Cumhurbaşkanı Erdoğan vatandaşlara şöyle seslendi: "Nevşehir 7 Haziran'da bunlardan hesap sormaya hazır mı? Nevşehir 7 Haziran'da yeni Türkiye'nin yolunu açıyor mu? Nevşehir 7 Haziran'da yeni anayasa ve başkanlık sistemi için güçlü bir irade ortaya koyuyor mu? Bizim Rabia’mız var. Rabia’mızı öyle bir haykıralım ki ana muhalefetiyle yavru muhalefetiyle eş başkanlarıyla bölücü örgütüyle paralel örgütüyle Ermeni lobisiyle hepsi duysun. Rabia. Tek millet. Ne var bunun içinde? Kürt'ü, Türk'ü, Laz'ı, Arap'ı, Çerkez'i, Gürcü'sü, Boşnak'ı, Arnavut'u, Roman'ı ne varsa 78 milyon, tek millet. Tek bayrak. Bayrağımızın rengi, şehidimizin kanıdır, hilal bağımsızlığımızın ifadesidir; yıldız şehidimizin sembolüdür. 'Bayrakları bayrak yapan üstündeki kandır, toprak eğer uğrunda ölen varsa vatandır.' Tek vatan. 780 bin kilometrekareyle tek vatan. Bazıları, operasyona hevesleniyor. Bölücü terör örgütü, karşısında bizi bulurlar, silahlı kuvvetlerimizi bulurlar, güvenlik güçlerimizi bulurlar. Hepsinden öte, milletimizi bulurlar.  Tek devlet. Devlet içinde devlet olur mu? Çıkmış bir paralel devlet. Siz ne yapıyorsunuz? Akıllı akıllı, uslu uslu bu ülkede çalışmak varken; bu devleti içinden ele geçirmek, nereden çıktı bu iş? Ne oldu, sonunda oyun bozuldu, öyle mi? Düşün, beni dinleyecek, Cumhurbaşkanını dinleyecek, Anayasa Mahkemesi'ni dinleyecek, Genelkurmay Başkanı'nı dinleyecek, aklınıza ne gelirse, tüm bakanları dinleyecek. Ne oldu? Çekirge bir sıçrar, iki sıçrar, üçüncü de... Olay bu.

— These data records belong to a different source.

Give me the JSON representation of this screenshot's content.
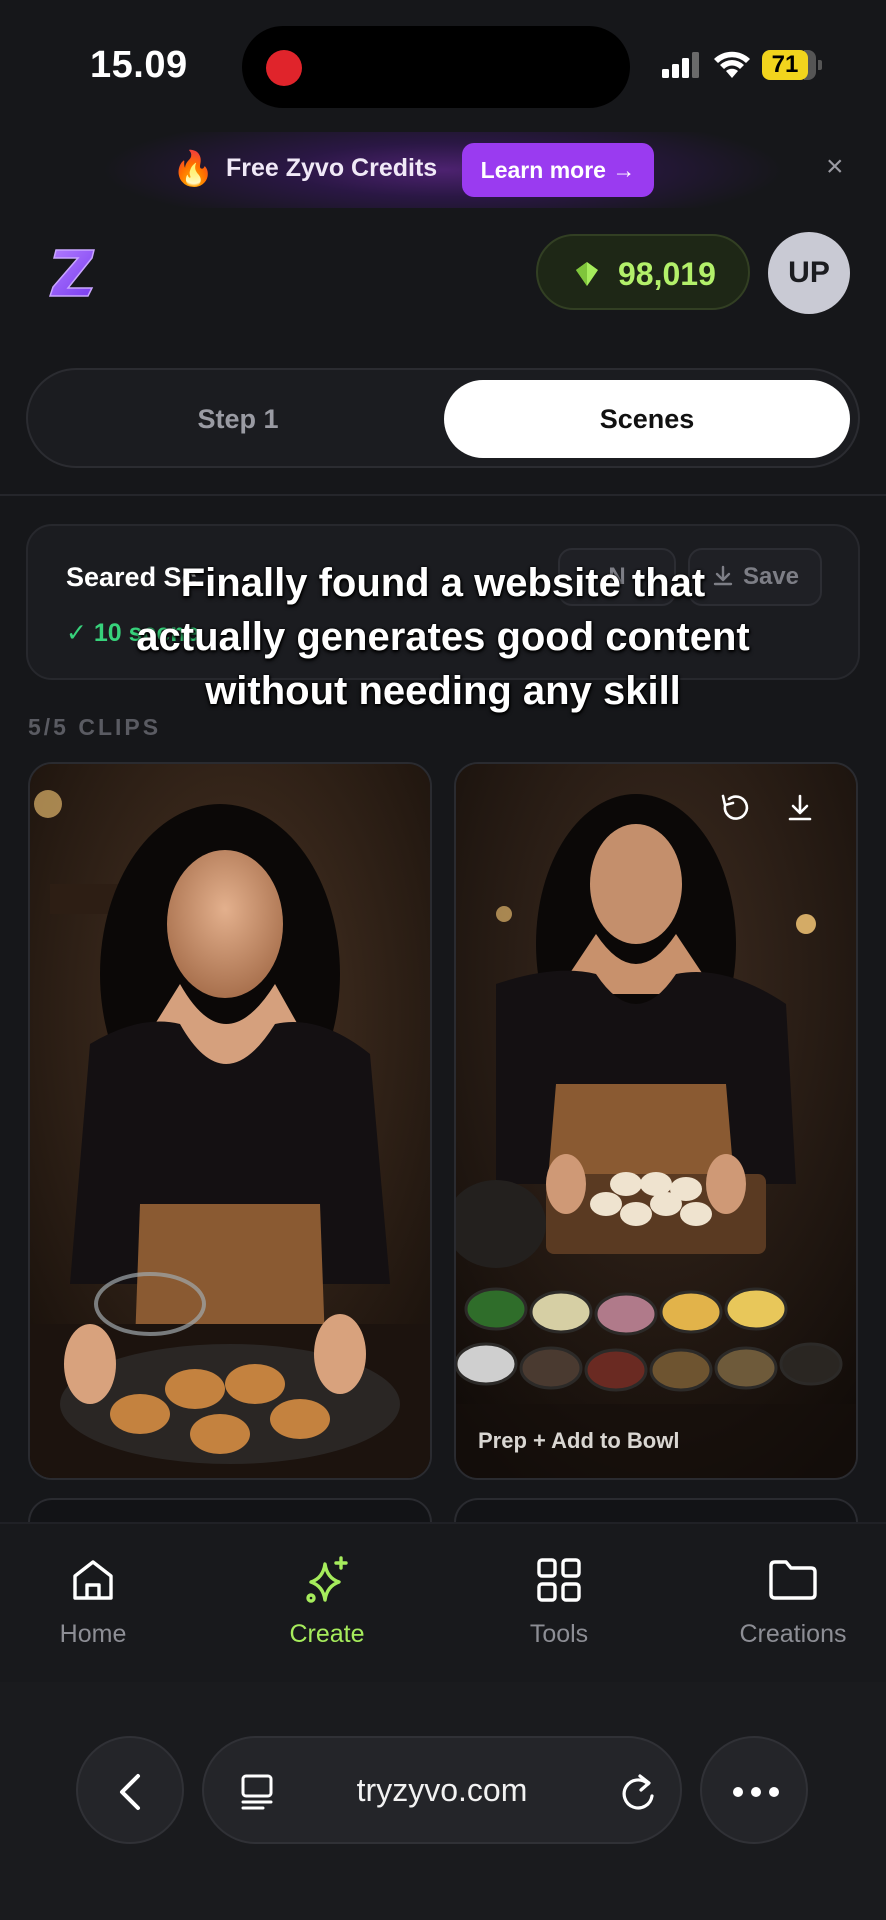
{
  "status_bar": {
    "time": "15.09",
    "battery": "71"
  },
  "promo": {
    "icon": "fire-icon",
    "text": "Free Zyvo Credits",
    "cta": "Learn more →",
    "close": "×"
  },
  "header": {
    "credits": "98,019",
    "avatar": "UP"
  },
  "tabs": [
    {
      "label": "Step 1"
    },
    {
      "label": "Scenes"
    }
  ],
  "project": {
    "title": "Seared Sc",
    "meta": "✓ 10 scene",
    "new_label": "N",
    "save_label": "Save"
  },
  "clips_label": "5/5 CLIPS",
  "clips": [
    {
      "caption": ""
    },
    {
      "caption": "Prep + Add to Bowl"
    }
  ],
  "overlay_text": "Finally found a website that actually generates good content without needing any skill",
  "nav": [
    {
      "label": "Home",
      "icon": "home-icon"
    },
    {
      "label": "Create",
      "icon": "sparkle-icon"
    },
    {
      "label": "Tools",
      "icon": "grid-icon"
    },
    {
      "label": "Creations",
      "icon": "folder-icon"
    }
  ],
  "browser": {
    "url": "tryzyvo.com"
  },
  "colors": {
    "accent": "#a6ec5c",
    "promo": "#9a3bf0",
    "success": "#37d27b"
  }
}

“PARALEL ÖRGÜTÜN İNLERİNE GİRDİK”

Başbakan olduğu dönemde "bunların inlerine gireceğiz" şeklinde açıklama yaptığını söyleyen Cumhurbaşkanı Erdoğan, "Girdik mi? Girdik. Şimdi Türkiye'den kaçıyorlar. Ben merak ediyorum, 1999'da kaçan niye ABD'ye, Pensilvanya'ya gitti? Sen, vaiz değil miydin? Sen hoca değil miydin? ABD'de ne işin var? Mekke'ye Medine'ye gitseydin? Niye oraya gittin? Bunların da biliyorsunuz, her ilde imamları var. İmam, mihrabı terk eder mi? Bunları da yapmaya başladılar, kaçıyorlar. Onlar da kovalanacak. Hukuk içinde ne gerekiyorsa bunlara hepsini yapıyoruz ve yapacağız. Durmak yok" dedi.

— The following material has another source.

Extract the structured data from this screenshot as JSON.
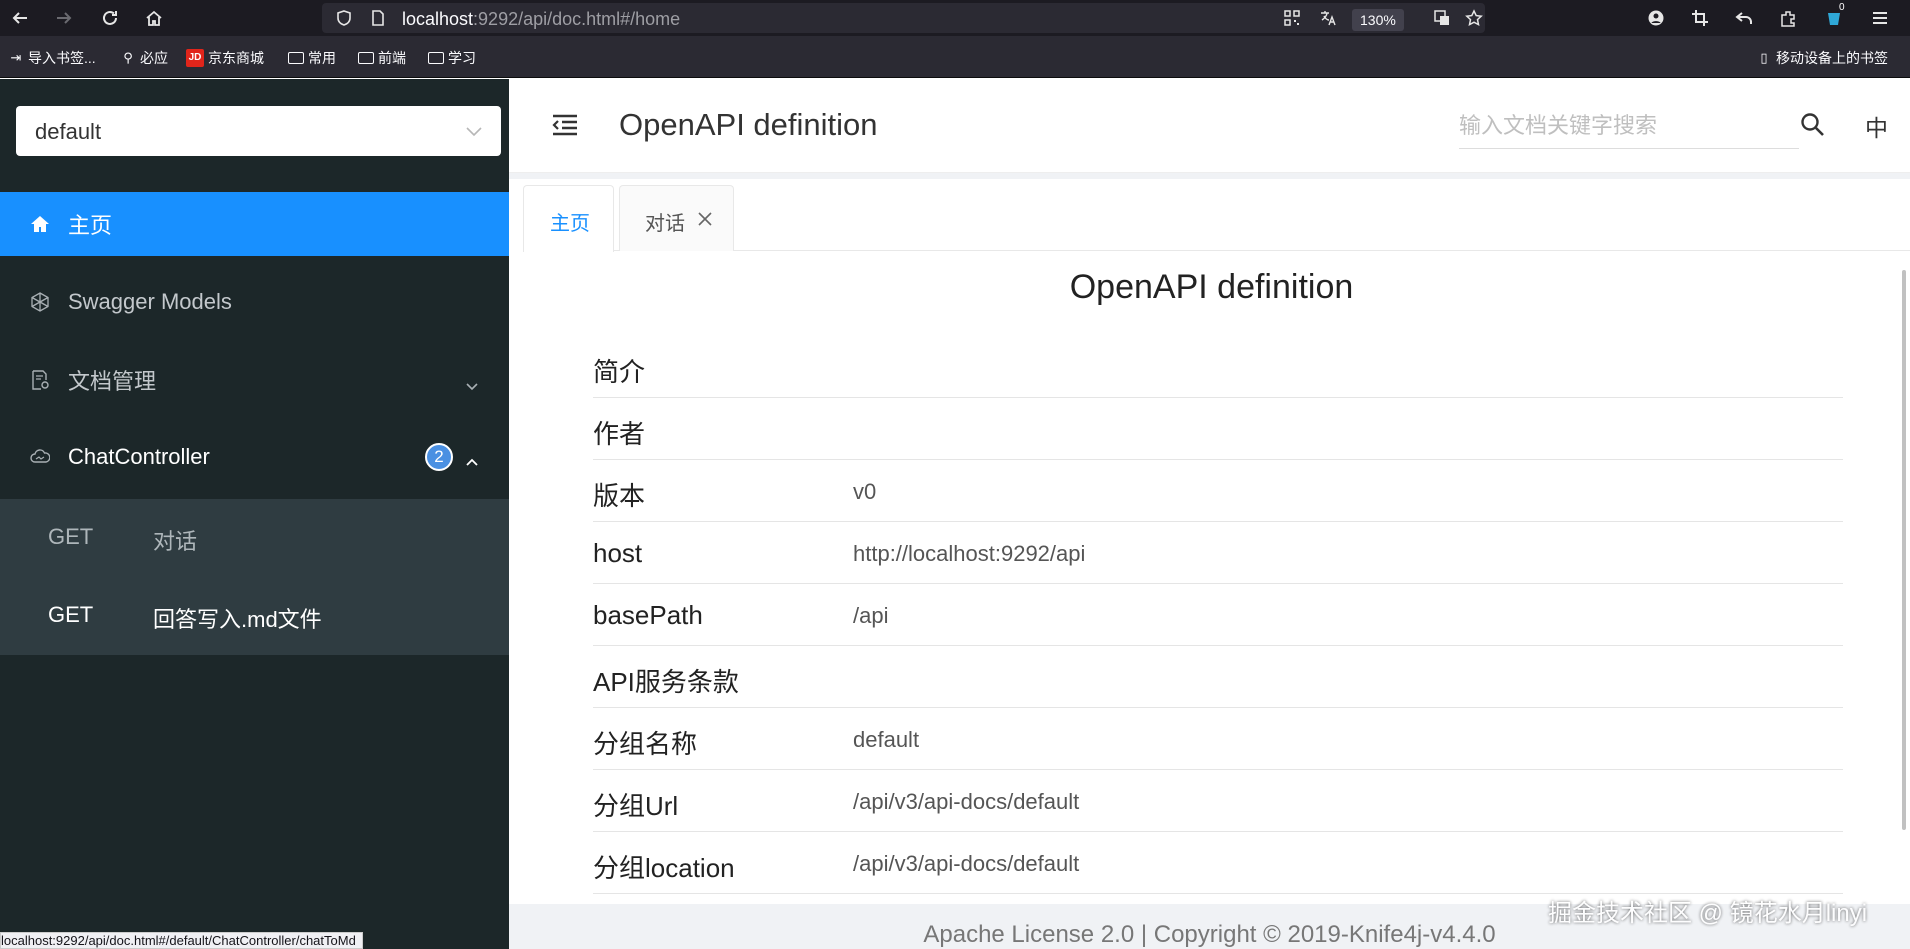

Cumhurbaşkanı Erdoğan, kendilerinin Hacı Bektaş-ı Veli gibi "doğruluğun dost kapısı olduğunu" ifade ettiklerini söyleyerek, sözlerini şöyle tamamladı: "İnşallah bu dost kapısından ömrümüz boyunca da ayrılmayacağız. Ahde vefanız için her birinize bir kez daha teşekkür ediyorum. Allah yar ve yardımcımız olsun.”

Konuşmasını ardından Cumhurbaşkanı Erdoğan, Nevşehir’deki programını tamamlayarak, Aksaray’a hareket etti.